January 26, 2001
United States Attorney Thomas L. Strickland and Stanley M. Vann, Special Agent In Charge, IRS Criminal Investigation, Denver Field Office, announced that JOSEPH LEWIS HERNANDEZ, of Las Vegas, Nevada, was found guilty late yesterday of filing false claims to the United States after a four day trial by jury in front of U.S. District Judge Edward Nottingham. HERNANDEZ was named in a 13 count indictment by a federal grand jury in Denver on February 25, 1999 for filing false claims with the Internal Revenue Service. HERNANDEZ was found guilty on 12 of the 13 counts and could be sentenced up to five years imprisonment and fined up to $250,000.00 for each of the counts of conviction.
According to the indictment, HERNANDEZ, then a resident of Denver, Colorado, allegedly filed or aided and abetted in filing 13 false claims involving the preparation of false U.S. Individual Income Tax Returns, Forms 1040, 1040EZ, and 1040A, for the years 1990 through 1993. The returns were filed with the United States Treasury Department, through the Internal Revenue Service, claiming over $24,000 in tax refunds.
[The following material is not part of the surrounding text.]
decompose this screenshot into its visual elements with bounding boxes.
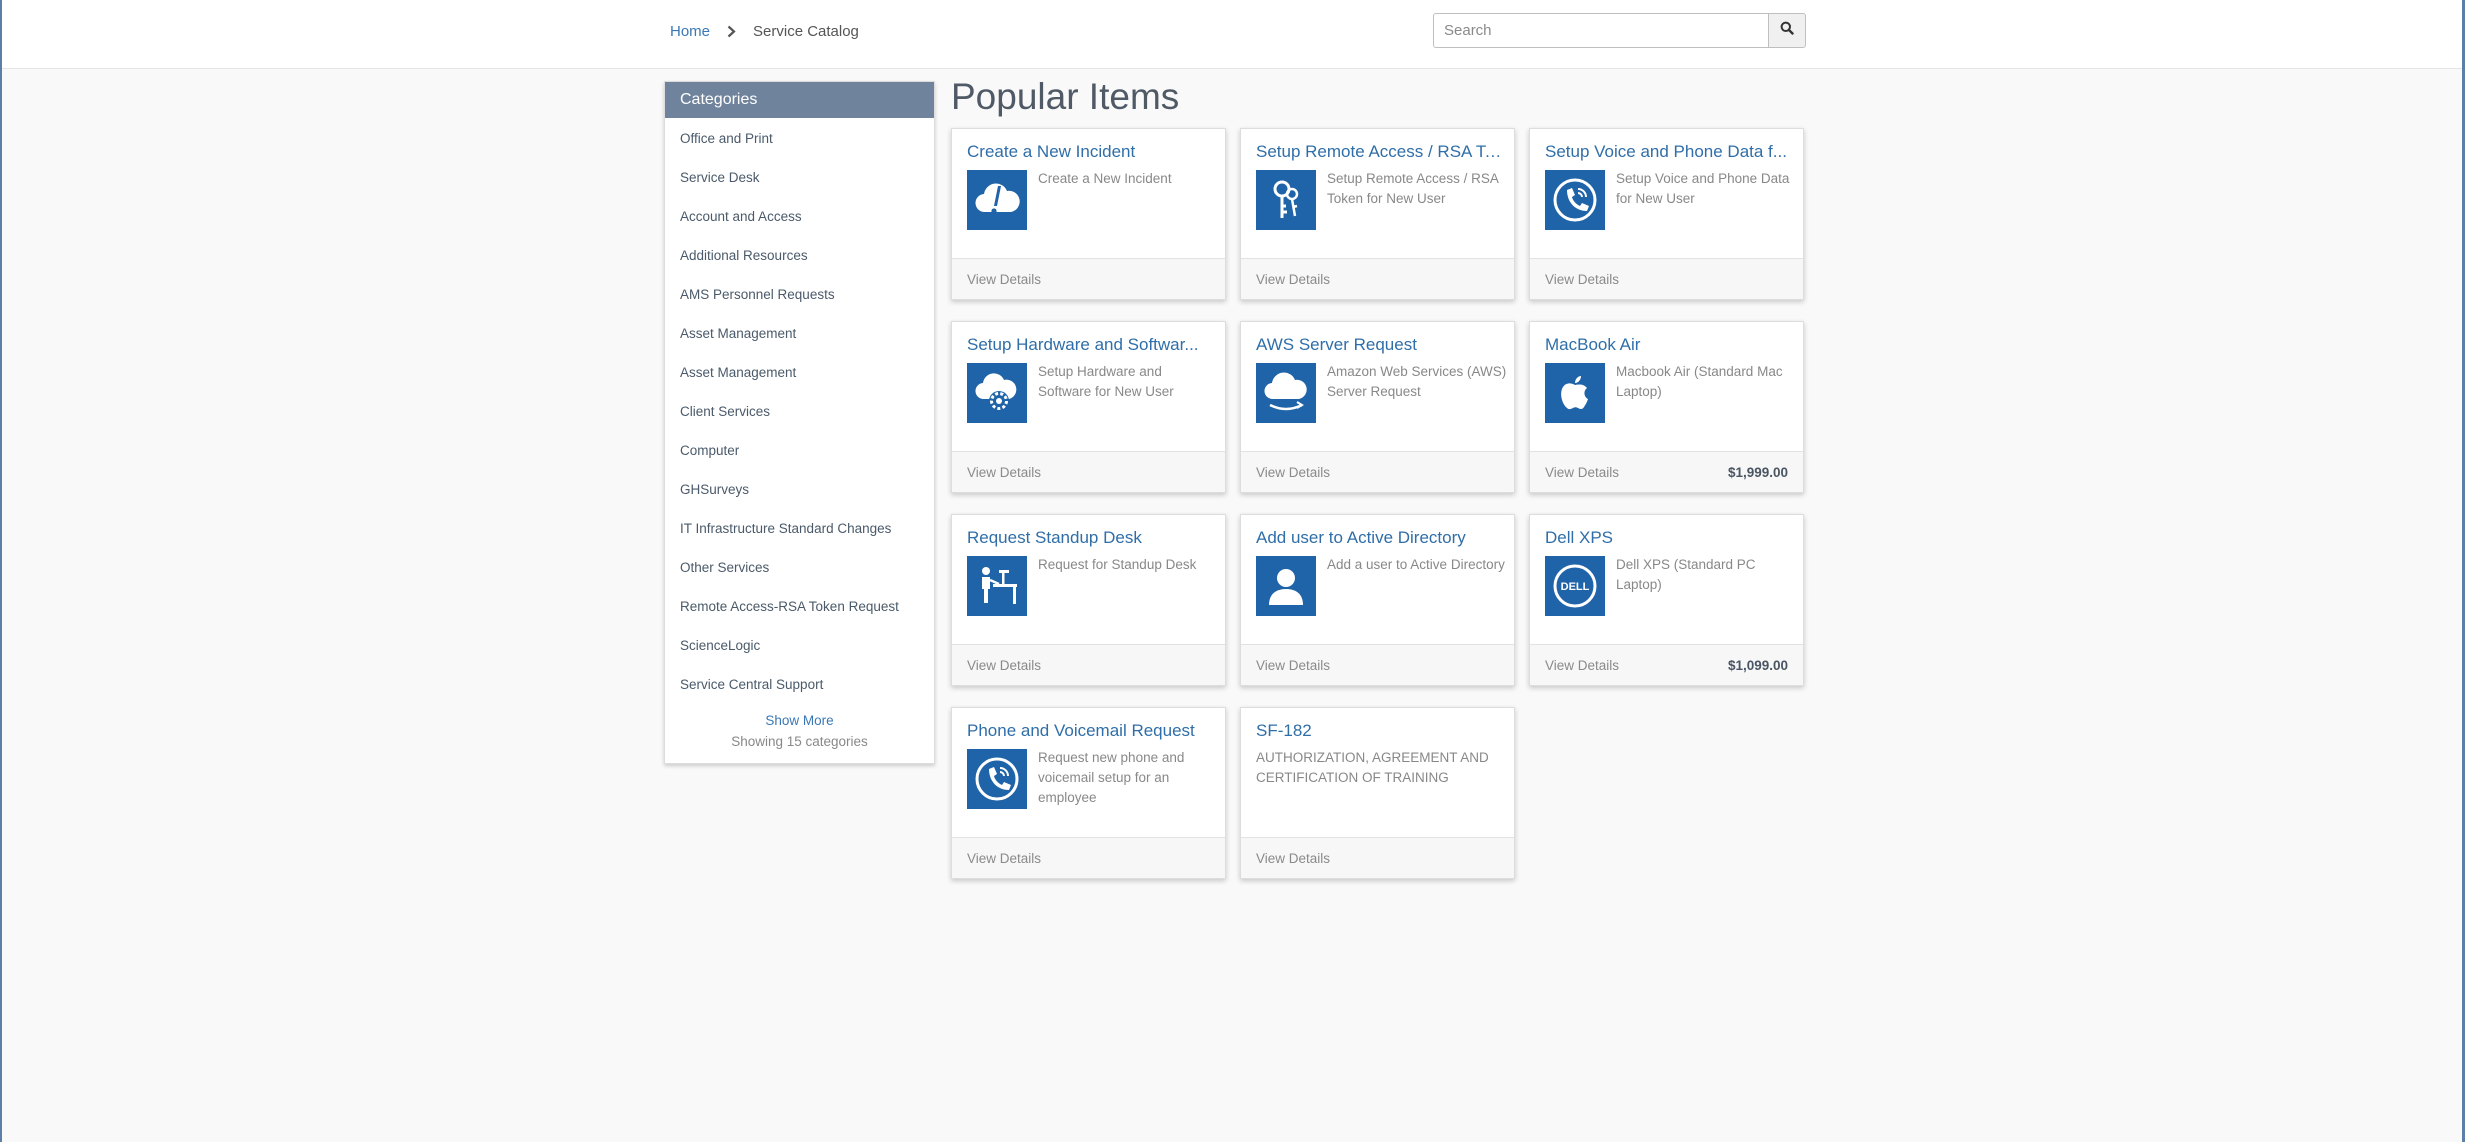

According to Stanley Vann, SAC, Denver Field Office, IRS Criminal Investigation, "Prosecution of violations of the internal revenue laws serves to deter others, fosters voluntary compliance with the nation's tax laws, and increases the public confidence of conscientious taxpayers that the Service prosecutes violators."
Vann went on to say "the jury's pronouncement of guilty in this case is the result of the 'IRS Questionable Refund Program' administered by the IRS Criminal Investigation to combat the filing of false tax refund claims."
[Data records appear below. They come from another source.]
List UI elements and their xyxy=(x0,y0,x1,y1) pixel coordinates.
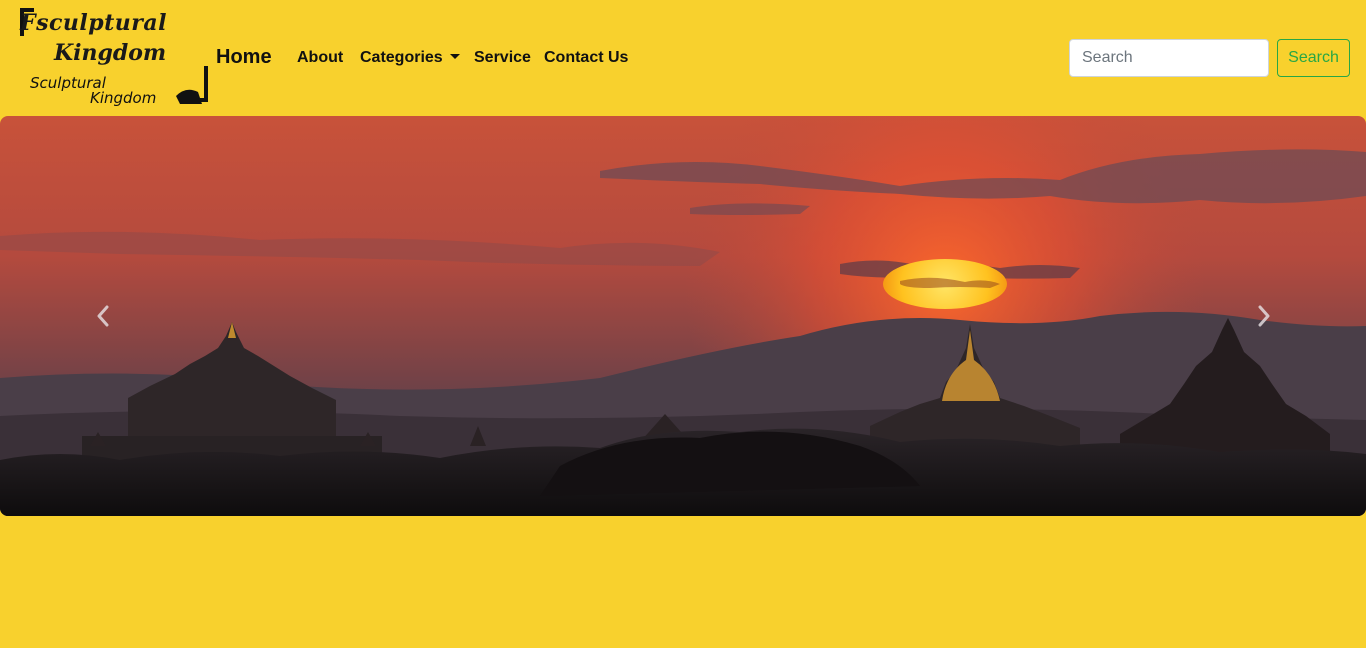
search-button[interactable]: Search xyxy=(1277,39,1350,77)
carousel-prev-button[interactable] xyxy=(0,116,205,516)
chevron-right-icon xyxy=(1258,305,1269,327)
navbar: Fsculptural Kingdom Sculptural Kingdom H… xyxy=(0,0,1366,116)
nav-categories-label: Categories xyxy=(360,49,443,66)
chevron-left-icon xyxy=(97,305,108,327)
logo-line-1: Fsculptural xyxy=(20,10,167,36)
home-link[interactable]: Home xyxy=(216,46,272,69)
nav-about[interactable]: About xyxy=(297,49,343,67)
logo-line-2: Kingdom xyxy=(54,40,167,66)
nav-service[interactable]: Service xyxy=(474,49,531,67)
logo-line-4: Kingdom xyxy=(90,89,157,107)
site-logo[interactable]: Fsculptural Kingdom Sculptural Kingdom xyxy=(16,6,212,108)
logo-subtitle: Sculptural Kingdom xyxy=(30,76,156,106)
nav-categories-dropdown[interactable]: Categories xyxy=(360,49,460,67)
caret-down-icon xyxy=(449,54,460,59)
hero-carousel xyxy=(0,116,1366,516)
carousel-next-button[interactable] xyxy=(1161,116,1366,516)
search-input[interactable] xyxy=(1069,39,1269,77)
nav-contact-us[interactable]: Contact Us xyxy=(544,49,628,67)
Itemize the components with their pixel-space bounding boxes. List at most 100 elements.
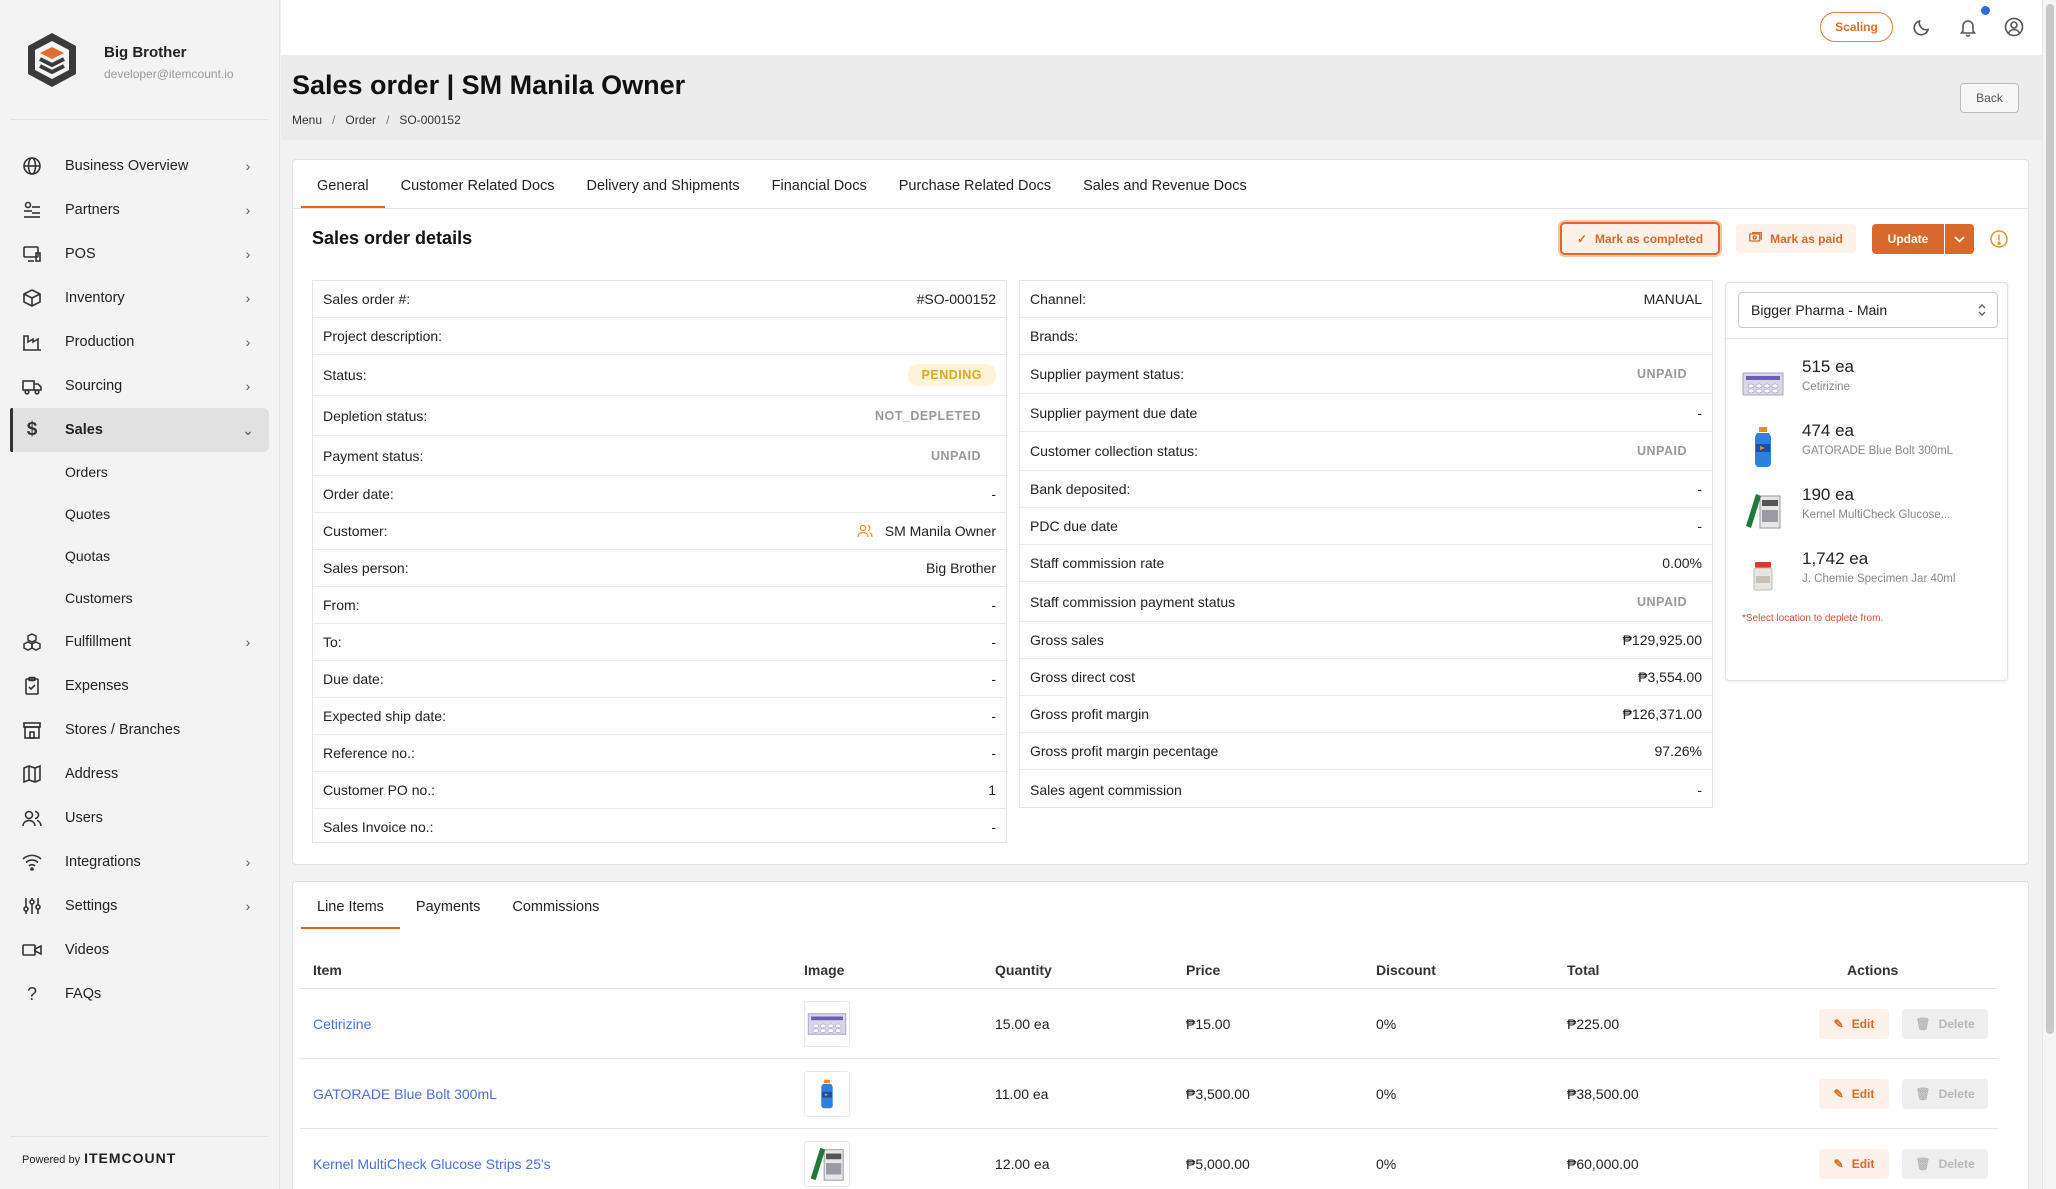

The Questionable Refund Program (QRP) is a nationwide program established in January of 1977. The QRP was designed to identify fraudulent returns, stop the payment of fraudulent refunds, and to refer identified fraudulent refund schemes to CI field offices. While the primary focus is on individual tax returns, business tax returns are also reviewed under the QRP. Since its inception, the QRP has detected over $1.4 billion in fraudulent refunds. In addition, QRP has been responsible for the identification of substantial abuses in other programs that has resulted in the savings of hundreds of millions of dollars from fraudulent schemes in abusive tax shelters and fraudulent claims for Earned Income Tax Credit (EITC).
Kenneth Harmon, Assistant United States Attorney, prosecuted the case.